Exam3 17-18, 20-21 Flashcards
Central bank liabilities? (3)
Currency, government accounts, reserves
How does the fed control the quantity of securities they hold?
Through open market operations
Reserves are what for commercial banks and what for central banks?
Assets; liabilities
What do commercial banks reserves consist of?
Cash in the banks own vault and deposits at the fed
What is the monetary base also known as?
High powered money
A withdraw by a person does what to the Feds balance sheet?
No change in total assets or total liabilities,
An increase in the liability of currency and decrease in the liability of reserves by the amount of the withdraw
During early years of the Great Depression a study of the money aggregates reveals that the money multiplier did what?
Decreased
What is the focus of central banks today?
Interest rates
The fed offers discount lending as what?
Lender of last resort
Most central banks provide discount loans at what type of rate?
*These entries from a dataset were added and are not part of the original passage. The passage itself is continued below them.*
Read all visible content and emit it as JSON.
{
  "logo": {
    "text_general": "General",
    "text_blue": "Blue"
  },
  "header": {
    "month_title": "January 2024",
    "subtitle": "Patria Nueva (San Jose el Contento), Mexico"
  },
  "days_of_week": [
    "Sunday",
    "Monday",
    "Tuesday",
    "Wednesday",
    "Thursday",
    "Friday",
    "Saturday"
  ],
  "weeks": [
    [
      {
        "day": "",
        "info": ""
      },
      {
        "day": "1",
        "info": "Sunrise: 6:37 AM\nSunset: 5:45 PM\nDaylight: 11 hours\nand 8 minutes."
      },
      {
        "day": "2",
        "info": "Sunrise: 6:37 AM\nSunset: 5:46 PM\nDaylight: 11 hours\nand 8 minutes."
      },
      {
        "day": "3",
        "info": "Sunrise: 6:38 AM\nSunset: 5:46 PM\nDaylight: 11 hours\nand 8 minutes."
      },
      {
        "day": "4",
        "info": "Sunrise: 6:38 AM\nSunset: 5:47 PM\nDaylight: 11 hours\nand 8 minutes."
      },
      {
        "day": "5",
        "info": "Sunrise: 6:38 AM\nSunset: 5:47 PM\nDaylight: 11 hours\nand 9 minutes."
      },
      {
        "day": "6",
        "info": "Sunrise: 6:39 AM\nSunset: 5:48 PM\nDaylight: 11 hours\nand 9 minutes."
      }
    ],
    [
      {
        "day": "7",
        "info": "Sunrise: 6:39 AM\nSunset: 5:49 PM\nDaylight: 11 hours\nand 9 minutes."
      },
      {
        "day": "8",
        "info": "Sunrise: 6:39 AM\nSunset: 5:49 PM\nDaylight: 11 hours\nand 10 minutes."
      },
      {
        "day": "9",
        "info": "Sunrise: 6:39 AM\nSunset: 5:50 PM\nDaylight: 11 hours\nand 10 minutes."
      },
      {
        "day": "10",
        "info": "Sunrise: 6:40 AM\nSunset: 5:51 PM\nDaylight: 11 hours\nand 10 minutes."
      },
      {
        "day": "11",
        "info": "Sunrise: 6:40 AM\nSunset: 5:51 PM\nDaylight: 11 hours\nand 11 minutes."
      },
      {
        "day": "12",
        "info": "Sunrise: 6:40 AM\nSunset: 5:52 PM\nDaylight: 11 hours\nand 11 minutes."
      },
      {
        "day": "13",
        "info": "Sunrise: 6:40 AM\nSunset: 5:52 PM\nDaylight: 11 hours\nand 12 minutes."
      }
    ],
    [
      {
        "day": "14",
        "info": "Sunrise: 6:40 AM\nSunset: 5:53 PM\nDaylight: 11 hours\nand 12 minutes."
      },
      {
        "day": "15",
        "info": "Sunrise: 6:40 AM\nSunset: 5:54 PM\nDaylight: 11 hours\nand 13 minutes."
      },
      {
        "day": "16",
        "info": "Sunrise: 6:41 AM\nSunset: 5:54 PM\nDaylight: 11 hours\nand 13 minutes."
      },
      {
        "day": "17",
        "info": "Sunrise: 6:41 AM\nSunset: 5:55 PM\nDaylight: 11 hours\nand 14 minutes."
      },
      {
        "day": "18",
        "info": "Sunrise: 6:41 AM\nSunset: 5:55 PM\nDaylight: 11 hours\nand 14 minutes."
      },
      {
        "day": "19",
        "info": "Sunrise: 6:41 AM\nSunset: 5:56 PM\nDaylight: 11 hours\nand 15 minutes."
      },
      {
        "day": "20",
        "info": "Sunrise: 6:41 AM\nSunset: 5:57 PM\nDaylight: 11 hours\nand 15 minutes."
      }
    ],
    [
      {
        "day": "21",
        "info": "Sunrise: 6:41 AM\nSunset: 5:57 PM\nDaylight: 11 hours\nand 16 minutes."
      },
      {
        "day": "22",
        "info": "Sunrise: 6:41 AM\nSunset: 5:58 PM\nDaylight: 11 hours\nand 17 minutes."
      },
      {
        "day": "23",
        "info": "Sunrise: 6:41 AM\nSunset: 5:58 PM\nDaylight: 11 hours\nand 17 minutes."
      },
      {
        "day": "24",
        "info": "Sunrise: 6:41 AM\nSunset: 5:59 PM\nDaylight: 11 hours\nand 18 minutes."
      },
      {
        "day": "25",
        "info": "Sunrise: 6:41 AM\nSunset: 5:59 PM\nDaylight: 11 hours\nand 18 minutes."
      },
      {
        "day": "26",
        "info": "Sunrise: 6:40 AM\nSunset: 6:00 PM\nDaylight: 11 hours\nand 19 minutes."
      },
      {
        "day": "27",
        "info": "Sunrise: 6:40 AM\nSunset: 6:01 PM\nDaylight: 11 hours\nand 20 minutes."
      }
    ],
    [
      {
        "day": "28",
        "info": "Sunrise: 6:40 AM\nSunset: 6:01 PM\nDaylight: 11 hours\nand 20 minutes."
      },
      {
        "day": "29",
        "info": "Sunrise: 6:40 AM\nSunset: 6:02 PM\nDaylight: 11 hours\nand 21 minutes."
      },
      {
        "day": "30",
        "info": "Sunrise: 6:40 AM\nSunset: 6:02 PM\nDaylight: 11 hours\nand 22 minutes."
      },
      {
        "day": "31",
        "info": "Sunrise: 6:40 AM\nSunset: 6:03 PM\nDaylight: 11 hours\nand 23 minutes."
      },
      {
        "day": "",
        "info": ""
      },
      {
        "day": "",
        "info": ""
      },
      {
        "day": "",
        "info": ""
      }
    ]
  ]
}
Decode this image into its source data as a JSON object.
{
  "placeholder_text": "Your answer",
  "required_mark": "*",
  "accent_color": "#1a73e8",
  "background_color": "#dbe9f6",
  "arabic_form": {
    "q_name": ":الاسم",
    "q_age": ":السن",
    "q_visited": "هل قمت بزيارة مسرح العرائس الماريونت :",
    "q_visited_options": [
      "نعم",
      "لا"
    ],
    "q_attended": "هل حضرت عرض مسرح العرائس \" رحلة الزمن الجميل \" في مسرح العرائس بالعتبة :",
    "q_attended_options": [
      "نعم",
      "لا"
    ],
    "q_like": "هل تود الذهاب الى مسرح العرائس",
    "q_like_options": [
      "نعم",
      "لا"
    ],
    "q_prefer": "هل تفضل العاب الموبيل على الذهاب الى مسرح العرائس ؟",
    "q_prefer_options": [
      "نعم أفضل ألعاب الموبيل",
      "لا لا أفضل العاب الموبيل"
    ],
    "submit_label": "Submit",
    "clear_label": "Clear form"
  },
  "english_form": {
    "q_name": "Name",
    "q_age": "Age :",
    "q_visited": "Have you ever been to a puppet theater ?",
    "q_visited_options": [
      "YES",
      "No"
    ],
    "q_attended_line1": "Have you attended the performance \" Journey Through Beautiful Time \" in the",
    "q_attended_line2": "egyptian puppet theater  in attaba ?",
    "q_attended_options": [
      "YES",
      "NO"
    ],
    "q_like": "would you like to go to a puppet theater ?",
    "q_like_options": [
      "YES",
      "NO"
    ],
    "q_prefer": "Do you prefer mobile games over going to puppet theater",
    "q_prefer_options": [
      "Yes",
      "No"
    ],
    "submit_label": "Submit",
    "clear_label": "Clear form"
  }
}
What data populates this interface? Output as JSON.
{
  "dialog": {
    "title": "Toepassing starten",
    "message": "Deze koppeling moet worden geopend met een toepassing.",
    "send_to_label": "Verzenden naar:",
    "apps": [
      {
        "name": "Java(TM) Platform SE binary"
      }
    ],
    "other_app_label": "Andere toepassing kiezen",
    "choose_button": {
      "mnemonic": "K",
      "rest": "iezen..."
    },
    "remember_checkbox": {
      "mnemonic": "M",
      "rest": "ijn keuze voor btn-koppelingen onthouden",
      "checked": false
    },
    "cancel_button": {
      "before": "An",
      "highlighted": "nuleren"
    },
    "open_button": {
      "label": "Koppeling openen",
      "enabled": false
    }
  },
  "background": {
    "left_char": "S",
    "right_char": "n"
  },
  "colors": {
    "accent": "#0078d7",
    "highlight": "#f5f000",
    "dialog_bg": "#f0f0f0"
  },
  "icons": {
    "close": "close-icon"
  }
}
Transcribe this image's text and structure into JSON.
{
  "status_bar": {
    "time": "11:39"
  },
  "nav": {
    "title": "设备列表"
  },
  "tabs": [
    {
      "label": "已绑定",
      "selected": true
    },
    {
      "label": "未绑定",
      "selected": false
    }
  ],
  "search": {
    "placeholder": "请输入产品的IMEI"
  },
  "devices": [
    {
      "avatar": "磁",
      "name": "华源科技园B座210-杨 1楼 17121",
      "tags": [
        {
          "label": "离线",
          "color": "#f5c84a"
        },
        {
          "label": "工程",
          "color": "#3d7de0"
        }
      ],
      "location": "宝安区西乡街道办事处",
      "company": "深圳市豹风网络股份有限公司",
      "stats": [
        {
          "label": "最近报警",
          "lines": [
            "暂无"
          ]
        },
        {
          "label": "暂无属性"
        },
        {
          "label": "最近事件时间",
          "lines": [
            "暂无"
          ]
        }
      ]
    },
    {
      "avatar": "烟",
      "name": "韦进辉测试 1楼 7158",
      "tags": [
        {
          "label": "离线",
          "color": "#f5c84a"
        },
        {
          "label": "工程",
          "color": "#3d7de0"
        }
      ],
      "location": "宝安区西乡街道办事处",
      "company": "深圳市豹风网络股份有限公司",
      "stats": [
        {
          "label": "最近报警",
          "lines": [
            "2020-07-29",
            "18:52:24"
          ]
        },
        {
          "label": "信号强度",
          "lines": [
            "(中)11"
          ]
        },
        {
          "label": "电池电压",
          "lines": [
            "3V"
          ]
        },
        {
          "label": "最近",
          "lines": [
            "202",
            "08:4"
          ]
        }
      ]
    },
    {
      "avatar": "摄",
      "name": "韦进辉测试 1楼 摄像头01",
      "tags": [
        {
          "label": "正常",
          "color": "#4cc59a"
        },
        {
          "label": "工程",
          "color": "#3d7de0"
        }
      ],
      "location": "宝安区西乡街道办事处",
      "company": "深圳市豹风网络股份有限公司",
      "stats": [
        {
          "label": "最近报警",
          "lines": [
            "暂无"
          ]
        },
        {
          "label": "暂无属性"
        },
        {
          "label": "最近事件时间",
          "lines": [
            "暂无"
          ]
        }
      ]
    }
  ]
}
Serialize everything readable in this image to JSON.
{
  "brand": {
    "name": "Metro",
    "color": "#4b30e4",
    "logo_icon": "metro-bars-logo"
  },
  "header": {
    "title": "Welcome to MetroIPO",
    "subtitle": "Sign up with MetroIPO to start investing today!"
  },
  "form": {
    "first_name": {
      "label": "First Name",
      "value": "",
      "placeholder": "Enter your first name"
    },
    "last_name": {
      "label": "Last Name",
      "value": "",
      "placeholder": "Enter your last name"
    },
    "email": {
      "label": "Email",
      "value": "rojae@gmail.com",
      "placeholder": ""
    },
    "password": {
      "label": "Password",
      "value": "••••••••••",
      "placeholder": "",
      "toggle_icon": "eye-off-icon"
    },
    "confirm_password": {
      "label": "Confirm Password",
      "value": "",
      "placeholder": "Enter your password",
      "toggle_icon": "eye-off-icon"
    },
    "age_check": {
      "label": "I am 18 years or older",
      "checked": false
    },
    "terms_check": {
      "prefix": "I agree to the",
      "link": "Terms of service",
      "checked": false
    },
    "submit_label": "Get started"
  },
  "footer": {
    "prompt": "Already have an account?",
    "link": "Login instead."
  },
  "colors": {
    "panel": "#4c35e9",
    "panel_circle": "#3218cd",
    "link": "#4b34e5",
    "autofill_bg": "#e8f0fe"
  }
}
One above the target interest rate
What is the primary policy instrument of the FOMC?
The target federal funds rate
What would the fed do if the market fed funds rate went above the target?
Purchase US treasury securities
If current market fed funds rate = target rate and the demand for reserves decreases, what is the likely response in the fed funds market?
Market fed funds rate will decrease
Three types of loans the fed makes?
Primary, secondary, seasonal
Primary credit extended by the fed is what? (2)
Short-term & overnight
Are reserve requirements a direct tool of monetary policy today?
No
Can central banks set a quantity and price tool simultaneously?
No
When the fed targeted bank reserves as monetary policy tool from 1979-1982 what happened?
Interest rates rose very high
An increase in reserve demand would do what to the fed funds rate?
Increase it.
Decrease in reserve demand would decrease it
If reserve demand is volatile, in order for the central bank to keep interest rates from being volatile it must do what?
Let quantity of reserves fluctuate
Taylor rule equation?
Target fed funds rate = 2+current inflation + 1/2(inflation gap) + 1/2(output gap)
What does the quantity theory of money state?
Changes in the aggregate price level are caused solely by changes in the quantity of money
In long run, if ignore changes in velocity what will inflation do?
Equal money growth - growth in potential output
What happens during a recessionary gap?
Current output is below potential output
What happens during an expansionary gap?
Current output is above potential output
What would the monetary policy reaction curve do as result of policy makers increasing the inflation target?
MPRC would shift to the right
The relationship between inflation and real output is what?
Inverse
How do central bankers respond to higher rates of inflation?